MyLuvBugs replied: Oh Karen, I'm so sorry. hug.gif I wish I could help, but I'm a firm believer in spankings, and I know that's not what you want to do. sad.gif

I will offer some advice though...I do think that you shouldn't warn her, and then not follow through with the threat. So, if you have threatened to spank, but have never followed through with it, she's learned that "oh mommy's just all talk and no show" (in a way). Kids are VERY smart. If you threaten a punishment, no matter if it's time out or spanking or whatever, you have to make good on it or they'll never believe you. Kids LOVE to test you to see how far they can go, and since your the parent you have to define where the limits are and stick to them. It's hard for me to stick to mine when Lorelei is being cute and naughty all at the same time sad.gif but how else are they to learn.

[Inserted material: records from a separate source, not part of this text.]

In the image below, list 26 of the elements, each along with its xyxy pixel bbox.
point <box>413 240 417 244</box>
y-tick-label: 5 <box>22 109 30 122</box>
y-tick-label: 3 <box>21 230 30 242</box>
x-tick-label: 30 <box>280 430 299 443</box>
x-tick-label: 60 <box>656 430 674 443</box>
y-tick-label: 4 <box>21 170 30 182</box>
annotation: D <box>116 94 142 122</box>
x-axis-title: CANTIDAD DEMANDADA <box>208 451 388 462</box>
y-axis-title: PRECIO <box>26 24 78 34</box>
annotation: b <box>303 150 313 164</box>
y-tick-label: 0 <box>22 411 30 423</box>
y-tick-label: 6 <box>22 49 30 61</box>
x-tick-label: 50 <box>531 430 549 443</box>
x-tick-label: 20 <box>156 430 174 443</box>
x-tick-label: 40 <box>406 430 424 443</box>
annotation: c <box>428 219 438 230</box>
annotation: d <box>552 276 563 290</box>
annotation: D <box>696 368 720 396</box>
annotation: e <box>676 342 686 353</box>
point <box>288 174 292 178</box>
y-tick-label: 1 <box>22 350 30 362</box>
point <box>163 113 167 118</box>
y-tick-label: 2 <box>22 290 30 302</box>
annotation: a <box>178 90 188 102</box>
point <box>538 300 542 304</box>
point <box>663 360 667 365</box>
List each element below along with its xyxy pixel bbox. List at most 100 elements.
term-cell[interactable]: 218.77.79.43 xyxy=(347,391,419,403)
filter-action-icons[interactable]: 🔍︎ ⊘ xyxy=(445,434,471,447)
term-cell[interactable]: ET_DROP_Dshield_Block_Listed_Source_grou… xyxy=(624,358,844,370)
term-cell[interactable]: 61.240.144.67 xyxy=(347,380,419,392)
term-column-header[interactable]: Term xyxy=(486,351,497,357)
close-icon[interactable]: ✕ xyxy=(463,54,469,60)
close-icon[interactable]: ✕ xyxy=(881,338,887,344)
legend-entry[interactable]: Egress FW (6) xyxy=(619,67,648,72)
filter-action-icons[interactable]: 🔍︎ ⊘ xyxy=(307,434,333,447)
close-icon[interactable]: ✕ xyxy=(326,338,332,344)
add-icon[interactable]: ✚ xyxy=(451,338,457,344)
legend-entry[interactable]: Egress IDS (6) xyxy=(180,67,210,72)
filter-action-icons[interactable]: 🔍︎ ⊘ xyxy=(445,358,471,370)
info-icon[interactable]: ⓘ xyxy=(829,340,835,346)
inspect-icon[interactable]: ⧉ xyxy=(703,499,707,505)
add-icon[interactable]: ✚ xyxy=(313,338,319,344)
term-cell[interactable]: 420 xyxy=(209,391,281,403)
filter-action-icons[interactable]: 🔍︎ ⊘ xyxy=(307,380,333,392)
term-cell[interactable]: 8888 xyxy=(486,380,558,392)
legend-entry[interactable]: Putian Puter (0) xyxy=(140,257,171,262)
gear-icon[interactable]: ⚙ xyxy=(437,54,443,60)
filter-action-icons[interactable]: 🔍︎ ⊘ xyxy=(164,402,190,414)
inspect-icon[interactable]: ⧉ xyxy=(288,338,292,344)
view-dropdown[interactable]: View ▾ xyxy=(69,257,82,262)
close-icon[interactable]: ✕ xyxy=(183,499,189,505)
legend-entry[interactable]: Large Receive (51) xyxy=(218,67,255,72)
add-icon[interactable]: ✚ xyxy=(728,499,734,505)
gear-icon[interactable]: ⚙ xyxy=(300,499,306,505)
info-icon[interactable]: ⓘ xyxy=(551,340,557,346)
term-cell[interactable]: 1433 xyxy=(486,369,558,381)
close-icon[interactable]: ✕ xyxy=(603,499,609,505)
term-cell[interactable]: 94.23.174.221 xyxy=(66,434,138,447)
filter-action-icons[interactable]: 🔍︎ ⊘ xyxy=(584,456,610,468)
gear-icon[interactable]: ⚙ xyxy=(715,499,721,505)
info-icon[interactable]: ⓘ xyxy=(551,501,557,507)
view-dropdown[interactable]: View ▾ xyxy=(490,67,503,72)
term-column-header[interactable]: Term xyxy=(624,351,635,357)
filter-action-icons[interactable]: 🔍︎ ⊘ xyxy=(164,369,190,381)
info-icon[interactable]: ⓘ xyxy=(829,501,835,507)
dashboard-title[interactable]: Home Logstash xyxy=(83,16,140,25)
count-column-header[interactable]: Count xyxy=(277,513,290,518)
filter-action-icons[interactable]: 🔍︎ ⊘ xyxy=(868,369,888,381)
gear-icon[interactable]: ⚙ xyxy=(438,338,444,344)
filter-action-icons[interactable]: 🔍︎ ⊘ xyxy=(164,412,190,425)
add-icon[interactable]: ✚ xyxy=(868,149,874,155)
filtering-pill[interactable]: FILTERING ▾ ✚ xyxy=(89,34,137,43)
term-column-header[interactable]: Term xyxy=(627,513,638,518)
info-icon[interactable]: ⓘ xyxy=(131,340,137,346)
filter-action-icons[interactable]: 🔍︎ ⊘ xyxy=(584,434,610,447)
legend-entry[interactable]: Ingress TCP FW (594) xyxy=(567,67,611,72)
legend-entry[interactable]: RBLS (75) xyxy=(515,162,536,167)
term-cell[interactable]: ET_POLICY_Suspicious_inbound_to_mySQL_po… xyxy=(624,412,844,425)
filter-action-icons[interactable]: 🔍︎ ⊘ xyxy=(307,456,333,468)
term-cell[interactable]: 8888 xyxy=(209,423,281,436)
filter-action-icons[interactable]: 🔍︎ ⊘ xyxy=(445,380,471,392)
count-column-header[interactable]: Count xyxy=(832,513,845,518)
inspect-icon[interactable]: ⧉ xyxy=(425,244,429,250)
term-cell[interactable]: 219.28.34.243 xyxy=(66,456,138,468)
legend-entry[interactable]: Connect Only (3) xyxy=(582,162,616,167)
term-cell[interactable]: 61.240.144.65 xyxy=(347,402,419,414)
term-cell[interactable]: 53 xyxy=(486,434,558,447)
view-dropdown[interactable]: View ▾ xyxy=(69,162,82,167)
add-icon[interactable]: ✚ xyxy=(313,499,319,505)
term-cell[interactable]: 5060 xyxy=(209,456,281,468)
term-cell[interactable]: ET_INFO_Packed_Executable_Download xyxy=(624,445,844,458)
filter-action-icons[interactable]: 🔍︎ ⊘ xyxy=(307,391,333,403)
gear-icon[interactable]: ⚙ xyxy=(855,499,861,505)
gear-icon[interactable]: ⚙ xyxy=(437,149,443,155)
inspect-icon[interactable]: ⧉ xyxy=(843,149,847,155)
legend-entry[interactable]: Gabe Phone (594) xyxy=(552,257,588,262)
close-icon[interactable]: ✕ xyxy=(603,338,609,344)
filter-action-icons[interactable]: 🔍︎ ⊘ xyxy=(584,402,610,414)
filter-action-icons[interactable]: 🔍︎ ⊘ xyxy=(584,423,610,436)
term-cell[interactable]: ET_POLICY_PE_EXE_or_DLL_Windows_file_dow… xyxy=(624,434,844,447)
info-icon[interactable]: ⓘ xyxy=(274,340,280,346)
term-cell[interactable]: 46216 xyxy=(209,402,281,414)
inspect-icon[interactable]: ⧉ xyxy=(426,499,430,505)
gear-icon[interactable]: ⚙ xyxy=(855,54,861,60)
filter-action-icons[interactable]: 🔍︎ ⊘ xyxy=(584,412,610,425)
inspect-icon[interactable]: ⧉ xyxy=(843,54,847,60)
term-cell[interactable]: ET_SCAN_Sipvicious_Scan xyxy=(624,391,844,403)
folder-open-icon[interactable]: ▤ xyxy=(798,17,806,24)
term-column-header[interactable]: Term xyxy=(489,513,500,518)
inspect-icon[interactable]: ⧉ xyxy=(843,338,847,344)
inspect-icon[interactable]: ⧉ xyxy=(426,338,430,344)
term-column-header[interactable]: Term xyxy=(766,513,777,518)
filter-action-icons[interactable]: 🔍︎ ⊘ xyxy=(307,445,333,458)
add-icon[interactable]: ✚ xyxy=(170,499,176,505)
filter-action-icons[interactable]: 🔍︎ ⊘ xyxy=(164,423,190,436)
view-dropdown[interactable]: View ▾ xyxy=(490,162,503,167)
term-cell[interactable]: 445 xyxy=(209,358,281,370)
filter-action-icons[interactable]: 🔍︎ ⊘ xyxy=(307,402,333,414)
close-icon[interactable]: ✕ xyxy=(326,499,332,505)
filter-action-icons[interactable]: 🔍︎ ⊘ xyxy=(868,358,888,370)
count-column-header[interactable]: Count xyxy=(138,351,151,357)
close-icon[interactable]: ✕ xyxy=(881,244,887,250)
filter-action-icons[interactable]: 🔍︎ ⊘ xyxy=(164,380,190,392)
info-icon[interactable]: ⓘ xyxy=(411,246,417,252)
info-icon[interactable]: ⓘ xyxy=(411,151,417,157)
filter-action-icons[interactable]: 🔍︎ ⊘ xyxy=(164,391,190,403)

hug.gif It will get better. It has to, right?

redchief replied:
Karen, we're all guilty of that now and then. It's called being human. wink.gif

I'm still not sure what I would try to do, but I think you've already taken the first step. You realize that what you've been doing up until now isn't working. It's time to get creative! Much of what you're going to wind up doing to get Kylie to tow the line will probably be up to her. She's obviously smart, kind of like our John was. What I finally wound up doing with him was playing a little example game (Kylie may still be a little young for this). During times when there was no tension between us (ie. there wasn't a specific incident he could point to that instigated the conversation), we talked about things kids do that are okay and things they do that aren't okay. I asked what he thought should happen to people who hurt others on purpose. He said something to the effect that they should go to jail. Then I asked if children who hurt other kids should also go to jail and this strange face came over him. He looked down and said, "I guess so."

Then I explained that a lot of times kids don't know how to control that. He looked me in the eye and said that he did too know how to not hit kids. He never hit another kid that didn't hit him first. Like I said, Kylie may be a little young for that, but there are good possibilities in a lot of the responses I've read.